Jules Monier fronça les sourcils en passant devant le colosse à grosses moustaches qui filtrait les entrées au portail B. Cette face de brute ne lui était pas inconnue.
Lorsque l’homme lui rendit son ticket, après l’avoir déchiré, Jules remarqua un tatouage en forme d’étoile sur le dos de sa main droite. D’un seul coup cela lui revint : Fernand Petibois, dis brise-doigts, une fameuse fripouille qu’il avait arrêtée quelques années plus tôt. La crapule était spécialisée dans le recouvrement de dettes pour des prêteurs sur gages et sa méthode de persuasion favorite lui avait valu son surnom.
Jules sentit qu’on lui pinçait les fesses :
— Allez, avance Monier, je voudrais bien visiter l’exposition universelle de 1900 avant 1901, dit Mariette à l’origine de cette familiarité.
Derrière elle, toute une délégation de L’Islois se pressait pour assister à l’événement. La mairie avait affrété une voiture dans le train Paris-Lyon-Mediterranée, pour permettre à ceux qui le désiraient de se rendre à Paris afin de participer à cette manifestation qui faisait briller la capitale et toute la France, dans le monde entier.
Thibodet ; Violette ; Raboite le boulanger ; Iphigénie sa femme ; le père Borel, Roland Doumer, le charcutier… ils étaient une dizaine à avoir fait le déplacement depuis leur ville pour découvrir les nouvelles inventions, les innovations technologiques, les dernières tendances artistiques qui s’affichaient sur l’île de la Cité.
Mais ce que ces gens venaient admirer, avant tout, c’était le stand de Fernand Rossignol, le photographe de la place aux herbes qui, durant toute une année, avait photographié la vie locale en Provence et plus particulièrement dans la Venise du Comtat.
Lorsque tous eurent franchi le tourniquet, Thibodet s’approcha de Jules. Le gendarme paraissait fuir quelque chose ou quelqu’un. Et, en l’occurrence, ce quelqu’un, c’était le commandant Brunet, son supérieur.
Tout le monde avait trouvé étrange que le militaire s’inscrive pour ce voyage, lui d’habitude réfractaire à ce genre de manifestation et dont tout le monde savait pertinemment qu’il détestait cordialement Jules. Seules Mariette et Violette avaient une petite idée de ce qui avait poussé l’officier à quitter la ville : une femme. En effet, Brunet avait eu une grosse déception sentimentale, une histoire qui s’était très mal terminée, puisque celle dont il était tombé amoureux s’était joué de lui. C’était une criminelle qu’il avait lui-même dû arrêter. Il avait vécu cela comme un véritable drame.

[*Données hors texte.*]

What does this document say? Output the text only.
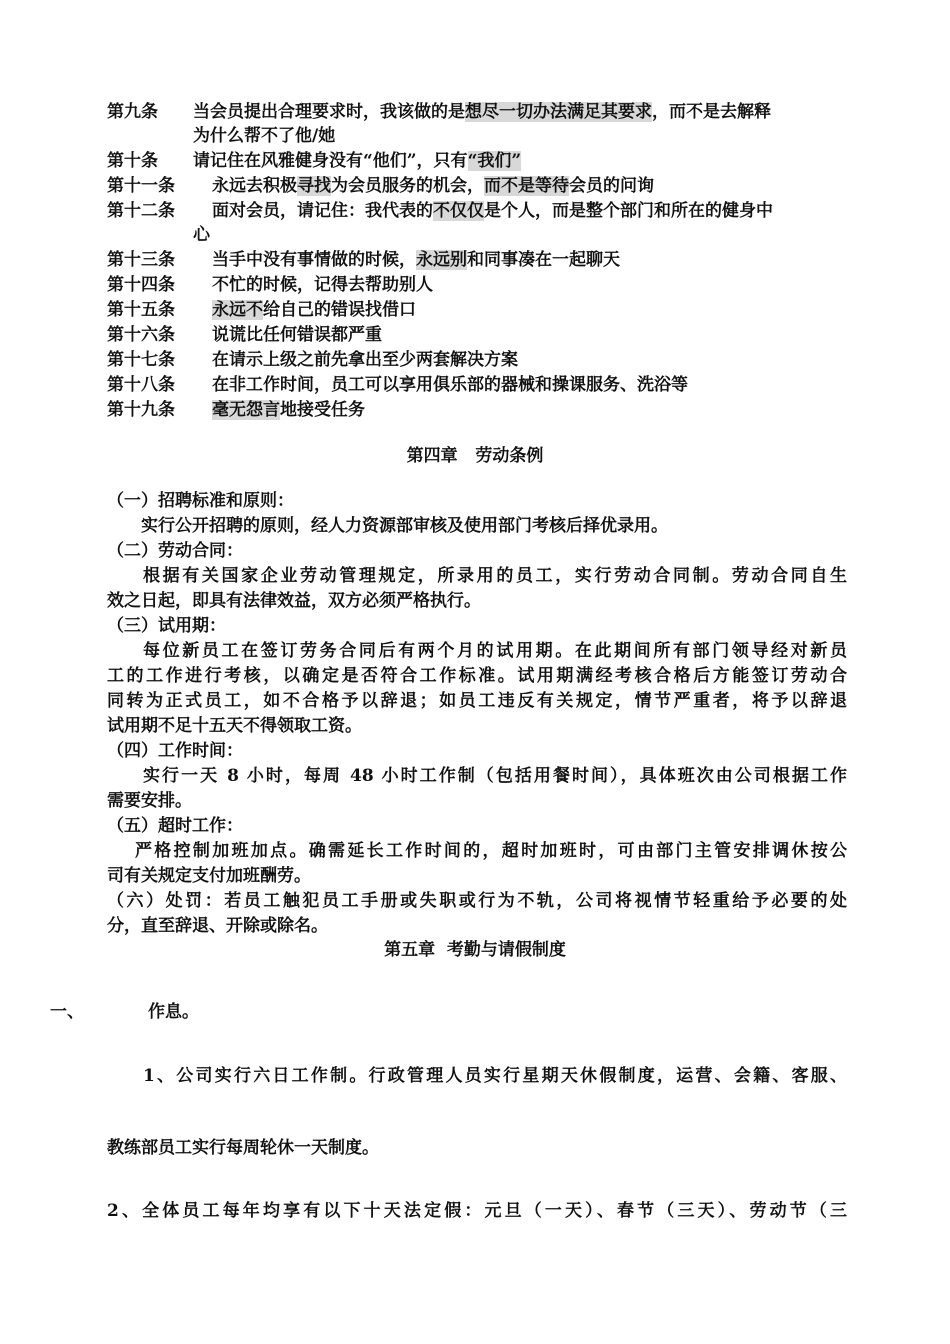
第九条 当会员提出合理要求时，我该做的是想尽一切办法满足其要求，而不是去解释
为什么帮不了他/她
第十条 请记住在风雅健身没有“他们”，只有“我们”
第十一条 永远去积极寻找为会员服务的机会，而不是等待会员的问询
第十二条 面对会员，请记住：我代表的不仅仅是个人，而是整个部门和所在的健身中
心
第十三条 当手中没有事情做的时候，永远别和同事凑在一起聊天
第十四条 不忙的时候，记得去帮助别人
第十五条 永远不给自己的错误找借口
第十六条 说谎比任何错误都严重
第十七条 在请示上级之前先拿出至少两套解决方案
第十八条 在非工作时间，员工可以享用俱乐部的器械和操课服务、洗浴等
第十九条 毫无怨言地接受任务
第四章   劳动条例
（一）招聘标准和原则：
实行公开招聘的原则，经人力资源部审核及使用部门考核后择优录用。
（二）劳动合同：
根据有关国家企业劳动管理规定，所录用的员工，实行劳动合同制。劳动合同自生
效之日起，即具有法律效益，双方必须严格执行。
（三）试用期：
每位新员工在签订劳务合同后有两个月的试用期。在此期间所有部门领导经对新员
工的工作进行考核，以确定是否符合工作标准。试用期满经考核合格后方能签订劳动合
同转为正式员工，如不合格予以辞退；如员工违反有关规定，情节严重者，将予以辞退
试用期不足十五天不得领取工资。
（四）工作时间：
实行一天 8 小时，每周 48 小时工作制（包括用餐时间），具体班次由公司根据工作
需要安排。
（五）超时工作：
严格控制加班加点。确需延长工作时间的，超时加班时，可由部门主管安排调休按公
司有关规定支付加班酬劳。
（六）处罚：若员工触犯员工手册或失职或行为不轨，公司将视情节轻重给予必要的处
分，直至辞退、开除或除名。
第五章  考勤与请假制度
一、	作息。
1、公司实行六日工作制。行政管理人员实行星期天休假制度，运营、会籍、客服、
教练部员工实行每周轮休一天制度。
2、全体员工每年均享有以下十天法定假：元旦（一天）、春节（三天）、劳动节（三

Cela dit, il s’était montré tout à fait sociable et agréable, durant ces deux journées qu’ils venaient de passer à Paris. Il avait même sauvé la situation, lorsque Iphigénie s’était fait voler son sac qui contenait les billets d’entrée à l’Expo. Il avait réussi, personne ne savait exactement comment, à s’en procurer d’autres avec même une invitation pour un spectacle en prime. Il avait juste fallu décaler la visite d’une journée.
Et puis, sans son uniforme, son air supérieur s’était un peu effacé, de sorte que ce périple, qui devait durer une semaine, s’annonçait sous les meilleurs Auspices.
La ville était envahie de touristes et les rues bondées de monde bourdonnaient comme une ruche en pleine effervescence. Les cafés et les restaurants ne désemplissaient pas. Partout, on entendait parler anglais, espagnol, italien et bien d’autres langages que nos le Lislois ne connaissaient même pas.
Les fiacres filaient à toute vitesse obligeant les piétons à se jeter sur le côté. Des invectives fusaient de part et d’autre, et quelquefois on en venait aux mains.
Le site de l’Exposition universelle concentrait dans un espace de plusieurs hectares cette hémorragie de chapeaux melons, de hauts-de-forme, d’ombrelles et de toilettes de grand couturier qui s’épanchait en ville.
La police était bien entendu omniprésente tant en ville que sur le site de l’exposition. Il faut dire que nombre de chefs d’État étaient attendus pour l’inauguration qui devait justement avoir lieu dans quelques heures. La sécurité était à son paroxysme, sans pour autant atténuer l’ambiance festive qui régnait dans le centre historique de la capitale.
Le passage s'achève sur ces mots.